Holger Harnauf is a qualified car mechanic. In 2016 he spent six months on his first posting with MSF/Doctors Without Borders in the Central African Republic. One year later he’s back in Bangui and is blogging about his experiences.
Our workshop. Photo: Holger Hornauf / MSF
The second week starts with job interviews: we are searching for a second mechanic. My task is to choose the right candidate. Two of them are really good. So, after the interviews we immediately start to prepare the contracts for both of them.
Life in the workshop...
Then we start to clear up the mechanical workshop. We reposition some of the cars, clean the space, and cut the grass (some parts of the workshop are outdoors).
In total we have to move 14 generators – every one of them weighs roughly one tonne! Because of the lack of equipment that isn’t an easy thing to do. We are responsible for all the generators and vehicles for the whole country, which is why we have so many of them.
The generators are needed every once in a while, when the electricity gets cut in our district. The local authorities don’t have the capacity to provide all town districts with electricity at once, which means that it gets cut sometimes. The generators are very loud though, consume a lot of gas and need to be maintained regularly.
Moving these generators without all the usual tools wasn't so easy!
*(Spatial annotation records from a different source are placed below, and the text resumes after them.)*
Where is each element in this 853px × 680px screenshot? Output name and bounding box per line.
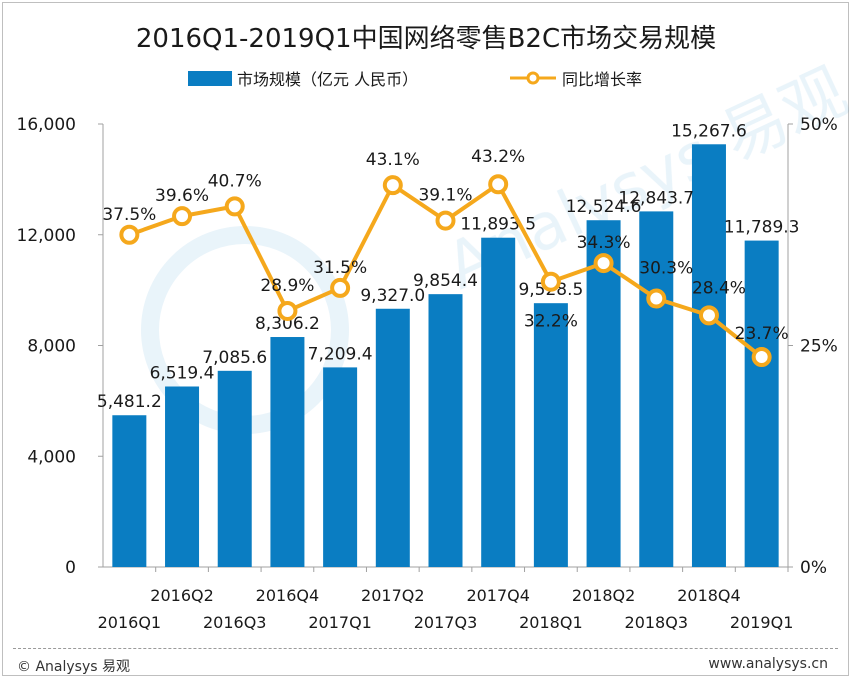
x-tick-label: 2016Q4 bbox=[256, 586, 320, 605]
x-tick-label: 2019Q1 bbox=[730, 613, 794, 632]
bar-value-label: 12,524.6 bbox=[566, 197, 642, 217]
growth-value-label: 40.7% bbox=[208, 171, 262, 191]
bar bbox=[639, 211, 674, 567]
x-tick-label: 2016Q2 bbox=[150, 586, 214, 605]
growth-value-label: 39.1% bbox=[418, 186, 472, 206]
y-right-tick-label: 0% bbox=[800, 558, 827, 578]
bar-value-label: 15,267.6 bbox=[671, 121, 747, 141]
growth-value-label: 28.4% bbox=[692, 278, 746, 298]
growth-marker bbox=[698, 305, 719, 326]
x-tick-label: 2018Q4 bbox=[677, 586, 741, 605]
x-tick-label: 2017Q4 bbox=[466, 586, 530, 605]
bars bbox=[112, 144, 779, 568]
growth-value-label: 39.6% bbox=[155, 186, 209, 206]
footer-url: www.analysys.cn bbox=[708, 656, 828, 672]
bar-value-label: 9,854.4 bbox=[413, 271, 478, 291]
bar bbox=[586, 220, 621, 567]
bar bbox=[375, 308, 410, 567]
growth-marker bbox=[540, 271, 561, 292]
legend-label-bar: 市场规模（亿元 人民币） bbox=[237, 70, 418, 89]
growth-marker bbox=[224, 196, 245, 217]
growth-value-label: 43.2% bbox=[471, 147, 525, 167]
growth-marker bbox=[593, 253, 614, 274]
growth-value-label: 30.3% bbox=[639, 259, 693, 279]
growth-marker bbox=[330, 277, 351, 298]
growth-marker bbox=[277, 300, 298, 321]
growth-marker bbox=[646, 288, 667, 309]
growth-value-label: 32.2% bbox=[524, 312, 578, 332]
growth-marker bbox=[751, 347, 772, 368]
legend-swatch-marker bbox=[526, 71, 540, 85]
bar-value-label: 11,789.3 bbox=[724, 218, 800, 238]
bar bbox=[112, 415, 147, 567]
legend: 市场规模（亿元 人民币） 同比增长率 bbox=[188, 70, 642, 89]
bar bbox=[691, 144, 726, 567]
growth-labels: 37.5%39.6%40.7% 28.9%31.5% 43.1% 39.1% 43.2%… bbox=[102, 147, 788, 344]
x-tick-label: 2018Q3 bbox=[625, 613, 689, 632]
bar-value-label: 7,209.4 bbox=[308, 344, 373, 364]
bar bbox=[533, 303, 568, 567]
growth-marker bbox=[488, 174, 509, 195]
growth-value-label: 37.5% bbox=[102, 205, 156, 225]
growth-line bbox=[119, 174, 772, 368]
bar bbox=[428, 294, 463, 567]
growth-value-label: 28.9% bbox=[260, 276, 314, 296]
y-left-tick-label: 12,000 bbox=[17, 226, 76, 246]
x-tick-label: 2016Q1 bbox=[98, 613, 162, 632]
x-tick-label: 2017Q1 bbox=[308, 613, 372, 632]
growth-marker bbox=[172, 206, 193, 227]
growth-value-label: 31.5% bbox=[313, 258, 367, 278]
footer-divider bbox=[13, 648, 838, 649]
y-left-tick-label: 8,000 bbox=[27, 337, 76, 357]
growth-marker bbox=[119, 224, 140, 245]
growth-marker bbox=[435, 210, 456, 231]
growth-value-label: 43.1% bbox=[366, 150, 420, 170]
growth-value-label: 34.3% bbox=[577, 233, 631, 253]
x-tick-label: 2016Q3 bbox=[203, 613, 267, 632]
chart-title: 2016Q1-2019Q1中国网络零售B2C市场交易规模 bbox=[136, 24, 716, 54]
y-right-tick-label: 25% bbox=[800, 337, 838, 357]
footer-copyright: © Analysys 易观 bbox=[17, 659, 130, 675]
bar-value-label: 7,085.6 bbox=[202, 348, 267, 368]
bar bbox=[217, 370, 252, 567]
bar-value-label: 12,843.7 bbox=[618, 188, 694, 208]
bar bbox=[744, 240, 779, 568]
growth-value-label: 23.7% bbox=[735, 324, 789, 344]
legend-swatch-bar bbox=[188, 71, 232, 86]
x-tick-label: 2018Q1 bbox=[519, 613, 583, 632]
bar bbox=[323, 367, 358, 567]
bar bbox=[481, 237, 516, 567]
legend-label-line: 同比增长率 bbox=[562, 70, 642, 89]
x-tick-label: 2017Q3 bbox=[414, 613, 478, 632]
x-tick-label: 2018Q2 bbox=[572, 586, 636, 605]
bar-value-label: 6,519.4 bbox=[150, 363, 215, 383]
y-right-tick-label: 50% bbox=[800, 115, 838, 135]
y-left-tick-label: 16,000 bbox=[17, 115, 76, 135]
bar-value-label: 9,327.0 bbox=[360, 286, 425, 306]
x-tick-label: 2017Q2 bbox=[361, 586, 425, 605]
bar-value-label: 8,306.2 bbox=[255, 314, 320, 334]
bar bbox=[270, 337, 305, 567]
y-left-tick-label: 4,000 bbox=[27, 447, 76, 467]
bar bbox=[165, 386, 200, 567]
bar-value-label: 5,481.2 bbox=[97, 392, 162, 412]
growth-marker bbox=[382, 175, 403, 196]
y-left-tick-label: 0 bbox=[65, 558, 76, 578]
Photo: Holger Hornauf / MSF
Our main tasks in the workshop are regular inspections for all the MSF vehicles. Due to the exposure to bad roads and other conditions our cars go through, an inspection is necessary after every 3,000 kilometers they drive.
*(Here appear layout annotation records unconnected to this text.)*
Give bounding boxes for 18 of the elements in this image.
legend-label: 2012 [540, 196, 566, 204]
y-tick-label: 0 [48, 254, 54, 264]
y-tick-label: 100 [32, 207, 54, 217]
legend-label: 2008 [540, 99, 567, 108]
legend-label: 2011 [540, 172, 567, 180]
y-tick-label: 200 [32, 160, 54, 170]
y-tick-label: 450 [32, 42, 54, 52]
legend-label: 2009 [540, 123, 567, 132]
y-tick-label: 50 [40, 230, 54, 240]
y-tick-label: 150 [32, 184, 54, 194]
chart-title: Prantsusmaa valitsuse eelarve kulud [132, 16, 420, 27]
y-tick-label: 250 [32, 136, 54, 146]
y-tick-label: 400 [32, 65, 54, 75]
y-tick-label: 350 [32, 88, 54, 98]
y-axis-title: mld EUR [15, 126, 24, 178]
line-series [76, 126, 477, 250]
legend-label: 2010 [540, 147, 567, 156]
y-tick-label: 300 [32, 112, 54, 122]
In general, we want our vehicles to function perfectly in order to guarantee that the staff can do their jobs. MSF teams often have long, stressful work days and travel between cities and villages. At the end of those stressful days they shouldn’t have to face their cars breaking down and the possibility they would have to continue by foot. That shouldn’t happen.
As if I'd never left...
In my free time I had a long conversation with a pharmacist from Canada. He just came back from a three-month assignment in a really small village and has a lot to talk about. In general there are lots of good conversations with all the staff.
On Wednesday I met with some of the local colleagues I met last year. The majority of the staff here are people that grew up nearby. It was a great reunion! We talked a lot about old and new times and I ended up feeling as if I’d never left.